Sofosbuvir-velpatasvir in adults with hepatitis C virus infection and compensated cirrhosis in Japan.

BACKGROUND & PURPOSE: Protease-free regimens for chronic hepatitis C virus (HCV) infection are safe and effective for persons with either compensated or decompensated cirrhosis. We examined the efficacy and safety of sofosbuvir-velpatasvir in participants with HCV and compensated cirrhosis in Japan. METHODS: This was a Phase 3, multi-center, open-label study. At 20 sites, 37 individuals with chronic HCV infection of any genotype and compensated cirrhosis received sofosbuvir-velpatasvir (400 mg/100 mg) daily for 12 weeks. Participants were treatment-naïve or treatment-experienced with interferon-based treatments with or without HCV NS3/4A protease inhibitors. Prior exposure with HCV NS5A or NS5B inhibitors was prohibited. The primary study endpoint was sustained virologic response 12 weeks after treatment (SVR12). RESULTS: Among participants, 62% had HCV genotype 1 infection, and 38% had HCV genotype 2. More than three quarters (29/37, 78%) were HCV treatment naïve.

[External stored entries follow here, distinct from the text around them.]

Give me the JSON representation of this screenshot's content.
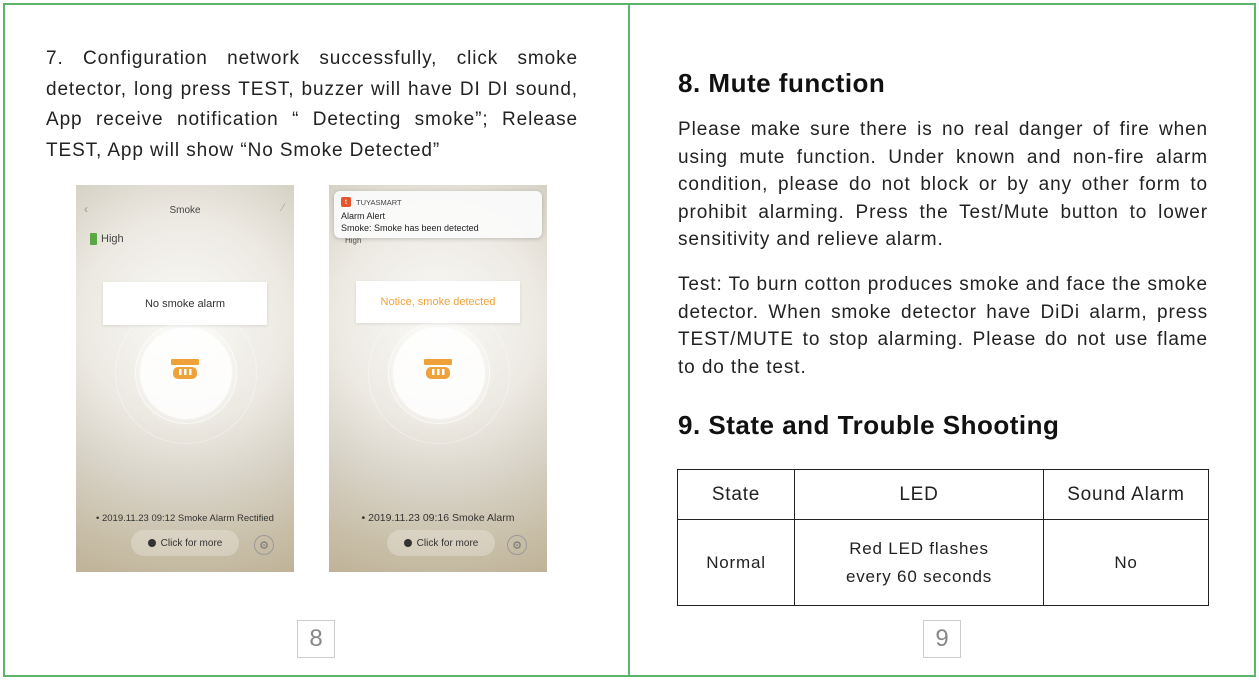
{
  "left_page": {
    "paragraph": "7. Configuration network successfully, click smoke detector, long press TEST, buzzer will have DI DI sound, App receive notification “ Detecting smoke”; Release TEST, App will show “No Smoke Detected”",
    "page_number": "8",
    "screenshot_1": {
      "nav_title": "Smoke",
      "battery_label": "High",
      "status_text": "No smoke alarm",
      "history_text": "• 2019.11.23 09:12 Smoke Alarm Rectified",
      "more_button": "Click for more",
      "icons": [
        "back-icon",
        "edit-icon",
        "battery-icon",
        "smoke-detector-icon",
        "clock-icon",
        "gear-icon"
      ]
    },
    "screenshot_2": {
      "notification": {
        "app_name": "TUYASMART",
        "title": "Alarm Alert",
        "body": "Smoke: Smoke has been detected"
      },
      "battery_label": "High",
      "status_text": "Notice, smoke detected",
      "history_text": "• 2019.11.23 09:16 Smoke Alarm",
      "more_button": "Click for more",
      "icons": [
        "app-logo-icon",
        "battery-icon",
        "smoke-detector-icon",
        "clock-icon",
        "gear-icon"
      ]
    }
  },
  "right_page": {
    "heading_mute": "8. Mute function",
    "mute_paragraph": "Please make sure there is no real danger of fire when using mute function. Under known and non-fire alarm condition, please do not block or by any other form to prohibit alarming. Press the Test/Mute button to lower sensitivity and relieve alarm.",
    "test_paragraph": "Test: To burn cotton produces smoke and face the smoke detector. When smoke detector have DiDi alarm, press TEST/MUTE to stop alarming. Please do not use flame to do the test.",
    "heading_state": "9. State and Trouble Shooting",
    "table": {
      "headers": [
        "State",
        "LED",
        "Sound Alarm"
      ],
      "rows": [
        {
          "state": "Normal",
          "led_line1": "Red LED flashes",
          "led_line2": "every 60 seconds",
          "sound": "No"
        }
      ]
    },
    "page_number": "9"
  },
  "colors": {
    "page_border": "#5bb56b",
    "alert_text": "#f0a23a",
    "detector_icon": "#f0a23a",
    "app_logo": "#e8542c"
  }
}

All participants (37/37, 100%) achieved SVR12. Seventeen participants (46%) and three participants (8%) had pretreatment resistance-associated substitutions to HCV NS5A and NS5B nucleoside inhibitors respectively, yet no on-treatment breakthrough or relapse occurred. Sofosbuvir-velpatasvir for 12 weeks treatment was safe and well tolerated. The most commonly reported adverse events were headache (8%, 3/37) and diarrhea (5%, 2/37). One serious adverse event, patella fracture, occurred and was considered not treatment related. No participants discontinued study treatment due to an adverse event. Three participants (8%) had a Grade 3 laboratory abnormality; all were hyperglycemia. CONCLUSION: Sofosbuvir-velpatasvir resulted in high SVR rates and was well tolerated among Japanese patients with HCV and compensated cirrhosis. This single-tablet regimen offers a highly effective, protease-inhibitor free regimen for treating HCV. CLINICALTRIALS: gov Identifier: NCT04112303.